Some centrist Democrats are also expressing discomfort, even though Emanuel’s meetings with lawmakers in advance of Wednesday’s hearing have gone well, according to Senate aides on both sides of the aisle who nod to the Chicago native’s track record. Whether it was as an adviser to President Bill Clinton, as chief of staff to President Barack Obama or as a House lawmaker, Emanuel often struck those around him as abrasive, one Senate aide noted.
‘I don’t think that Republicans are likely to be the people who vote against him’
While Republicans aren’t expected to oppose Emanuel’s nomination, this aide and others raised questions about how much Democratic support the 61-year-old will win and suggested some of it may be reluctant. “Generally, I don’t think that Republicans are likely to be the people who vote against him,” said a second Senate aide.
Rumors of Emanuel’s nomination raised eyebrows months before it was formally announced in August. A fixture in Democratic politics, the former House lawmaker was widely known as brash, mercurial and profane – so much the opposite of diplomatic material that one US diplomat recalls a Japanese counterpart calling to express amazement that Biden would nominate Emanuel at all.
Referring to Emanuel’s famously salty language, the Japanese diplomat wondered jokingly how senior officials in Tokyo would even understand him, since there is no direct translation for a specific expletive he’s been heard to use.
Now, officials in Tokyo are eager to have Emanuel confirmed and in place. “Of course, we hope he will arrive in Japan and assume his duty as ambassador as soon as possible, so he can play an active role in strengthening the US-Japan alliance,” said one Japanese official, adding that the feeling in Tokyo is that “he’s going to get the job done.” Emanuel’s long track record in Washington and his close relationship with Biden are seen as tremendous assets in Tokyo, where officials prize a US ambassador with a direct line to the President and those around him.
If Emanuel is confirmed, his work in Tokyo will likely be driven by the growing competition with China, said Kurt Tong, a partner at The Asia Group, a consulting firm.
“The US-China relationship is driving the approach to the region. Japan’s role in that is what will get the highest priority for the United States,” said Tong, a former ambassador whose diplomatic career focused on Asia. “Things tend to flow from that.”
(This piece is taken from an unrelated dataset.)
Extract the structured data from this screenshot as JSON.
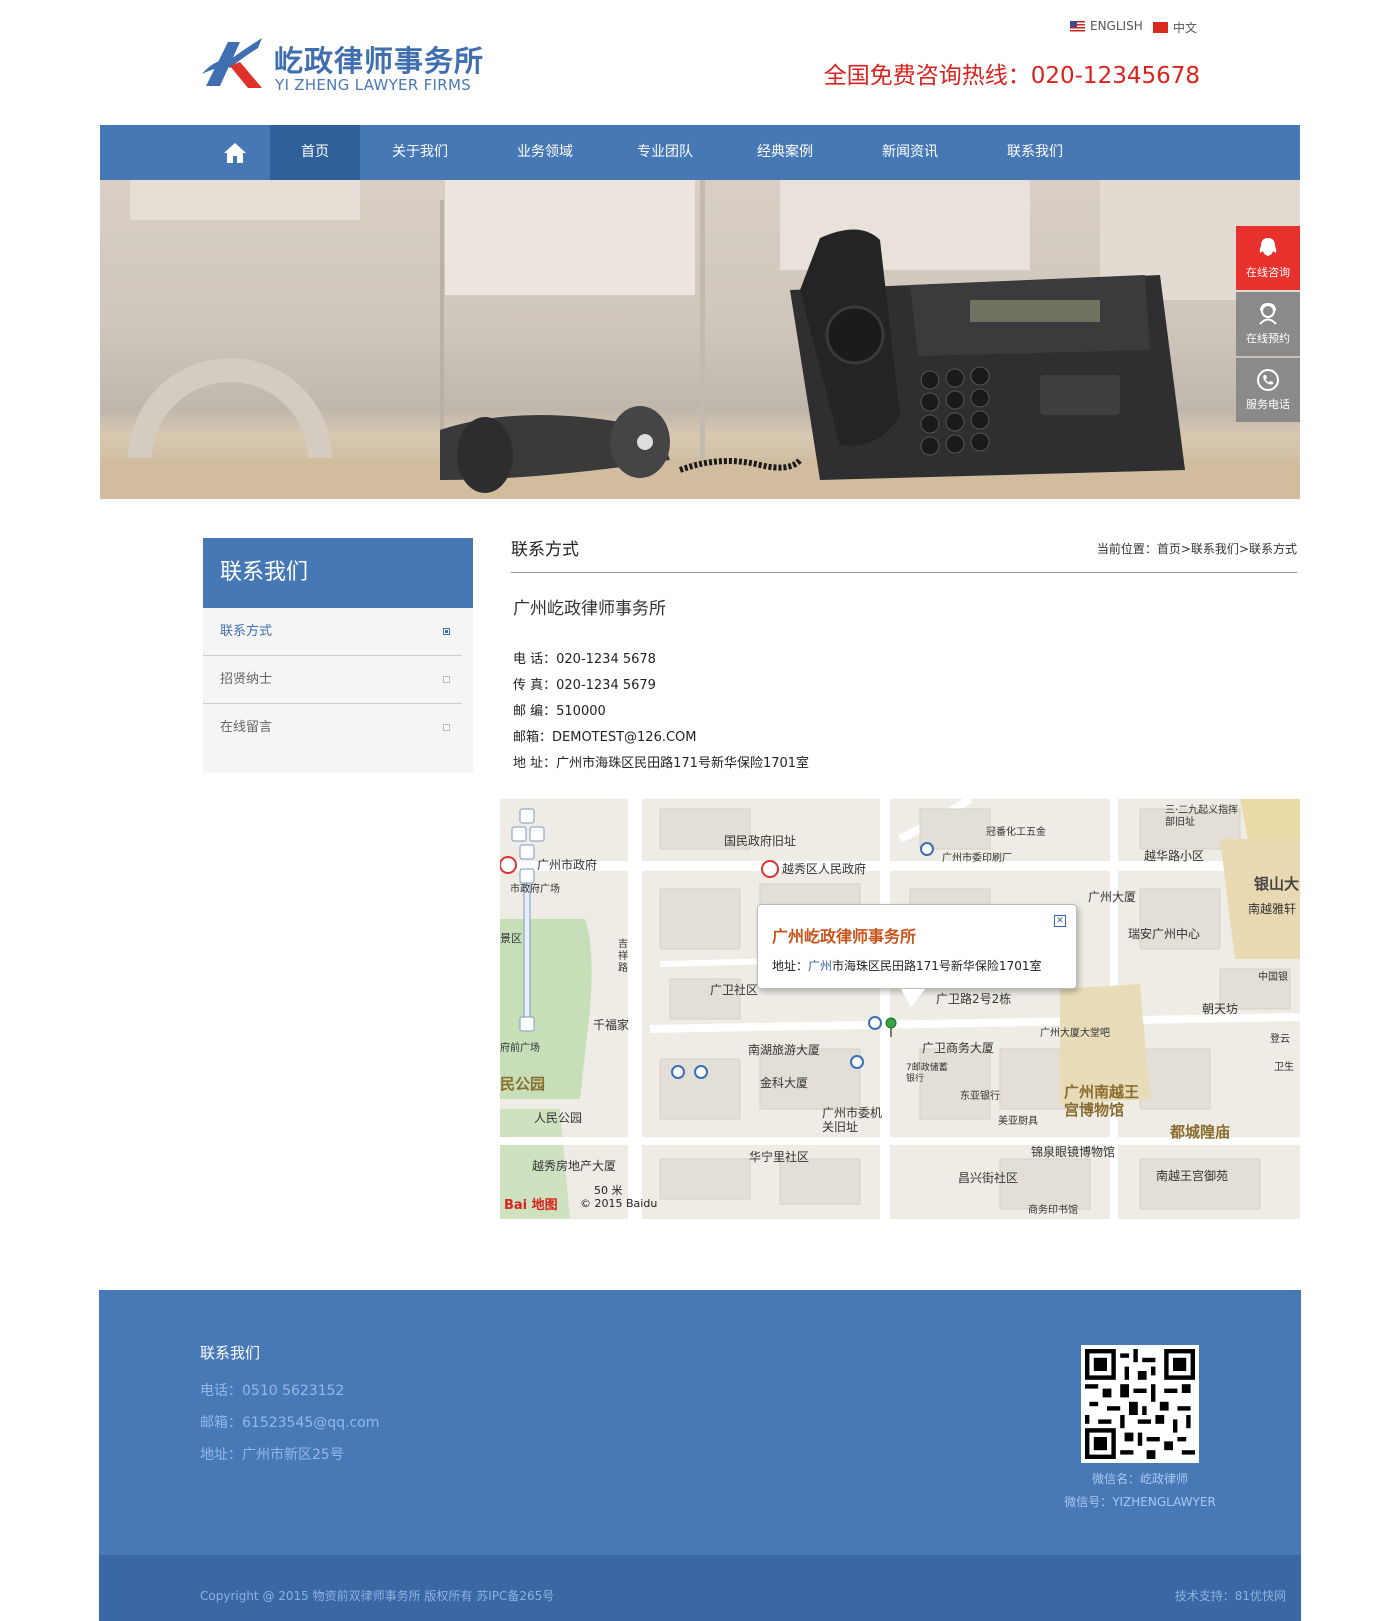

As ambassador, Emanuel would likely be asked to focus on coordinating with Japan on three key aspects of the relationship with China, Tong said, listing “military positioning and assets vis a vis China,” technological competition with Beijing, and ideological or governance issues, including human rights.
Tong said he believes the top US requests to Japan “may be related to security issues, including defense spending and questions around operational interoperability and military operations; discussions around Taiwan and Japan’s southwestern islands and how they can best be defended; and weapons acquisition.”
Coordination between US and Japan on technological competition with China will also be an important factor in the relationship, including work on supply chain resiliency, investment controls, export restrictions and the defense of intellectual property rights, Tong added.
“If you’re building a policy around long-term strategic competition with China, then technological competition is a very, very important aspect of that,” Tong said.